Atlas isn’t perfect, but it’s early days. Besides continuing improvements to the Agent, here’s what I’m hoping to see next:

  • Native passkey support: A must for secure, passwordless authentication.
  • Daily Pulse homepage: Imagine opening your browser and seeing a personalized dashboard—a true “heads-up display” for your day. Pulse is already surfacing relevant updates (like local zoning or agricultural policy changes I care about), and I can easily see this evolving into a full-featured command center.
  • Audio cues for Agent activity: Subtle notifications when Atlas needs input would make multitasking smoother. When you don't respond to Agent within a given period of time, it pauses the session.
  • @Mentions across tabs: Loop multiple pages into one conversation thread—especially useful for research workflows.
    Example: Image having Agent working with various spreadsheets or working between a Google doc and Asana.
  • Profile support: The potential here is intense. I can imagine a “Work” profile that automatically uses GPT Enterprise with your company’s private context, and a “Personal” profile tied to your own notes and preferences.
  • Codex CLI integration: This closes the loop between local development and browser-based AI, enabling seamless automation of everyday tasks directly from your workspace. I’ll explore this more in an upcoming post.

Where This Is Headed

If the last decade was about searching the web, the next may be about collaborating with it. Atlas hints at that shift.

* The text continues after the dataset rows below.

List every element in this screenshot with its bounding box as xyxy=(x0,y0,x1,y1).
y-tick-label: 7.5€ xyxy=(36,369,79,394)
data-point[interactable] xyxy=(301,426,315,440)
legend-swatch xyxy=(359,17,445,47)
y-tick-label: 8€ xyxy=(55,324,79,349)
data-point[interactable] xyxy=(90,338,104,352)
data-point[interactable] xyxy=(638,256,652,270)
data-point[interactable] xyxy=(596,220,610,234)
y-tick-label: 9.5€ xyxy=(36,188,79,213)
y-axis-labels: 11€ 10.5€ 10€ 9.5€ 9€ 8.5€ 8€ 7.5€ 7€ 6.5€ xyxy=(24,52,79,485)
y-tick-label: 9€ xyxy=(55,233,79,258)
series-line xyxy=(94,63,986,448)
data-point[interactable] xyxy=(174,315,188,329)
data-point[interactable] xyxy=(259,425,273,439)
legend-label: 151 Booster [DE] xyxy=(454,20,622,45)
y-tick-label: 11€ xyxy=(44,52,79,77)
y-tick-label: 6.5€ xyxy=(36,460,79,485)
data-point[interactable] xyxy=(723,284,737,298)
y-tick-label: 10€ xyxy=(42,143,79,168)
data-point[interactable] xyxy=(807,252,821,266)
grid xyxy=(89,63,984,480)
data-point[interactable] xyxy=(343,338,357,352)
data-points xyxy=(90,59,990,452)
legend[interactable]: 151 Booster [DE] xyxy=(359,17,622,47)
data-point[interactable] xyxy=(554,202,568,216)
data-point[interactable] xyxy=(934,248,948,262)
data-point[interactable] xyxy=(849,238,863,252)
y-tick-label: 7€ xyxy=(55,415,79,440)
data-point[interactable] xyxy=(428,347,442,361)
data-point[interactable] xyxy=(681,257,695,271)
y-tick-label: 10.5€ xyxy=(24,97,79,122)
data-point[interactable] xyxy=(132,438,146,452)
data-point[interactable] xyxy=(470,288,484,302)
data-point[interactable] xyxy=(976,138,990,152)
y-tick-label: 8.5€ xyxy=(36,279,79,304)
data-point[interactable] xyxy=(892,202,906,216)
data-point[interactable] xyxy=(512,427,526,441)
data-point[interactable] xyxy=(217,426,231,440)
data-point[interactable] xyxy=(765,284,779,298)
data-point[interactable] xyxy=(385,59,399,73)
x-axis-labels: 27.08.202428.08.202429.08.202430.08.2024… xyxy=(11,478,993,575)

It turns the browser from a passive tool into an active partner; one that understands your work, learns your preferences, and helps you navigate both data and decisions.

It’s still early, but the experience feels like the beginning of a new interface era which creates several open questions:

  • What does OpenAI intend to do about ad blocking? (chrome stopped supporting popular ad blockers last year)
  • What else will OpenAI bring into Atlas? How should extension builders think about Atlas as a default possibility for their users?
  • When will Atlas, generate the interface for content in addition or instead of the default interface on a site? (Anything from helping readers with accessibility issues, translation, to other ways that tailor the web more specific to an individual)

If OpenAI plays this right, we might soon stop thinking of it as “a browser” altogether. It's possible we're seeing the true operating system for the intelligent web.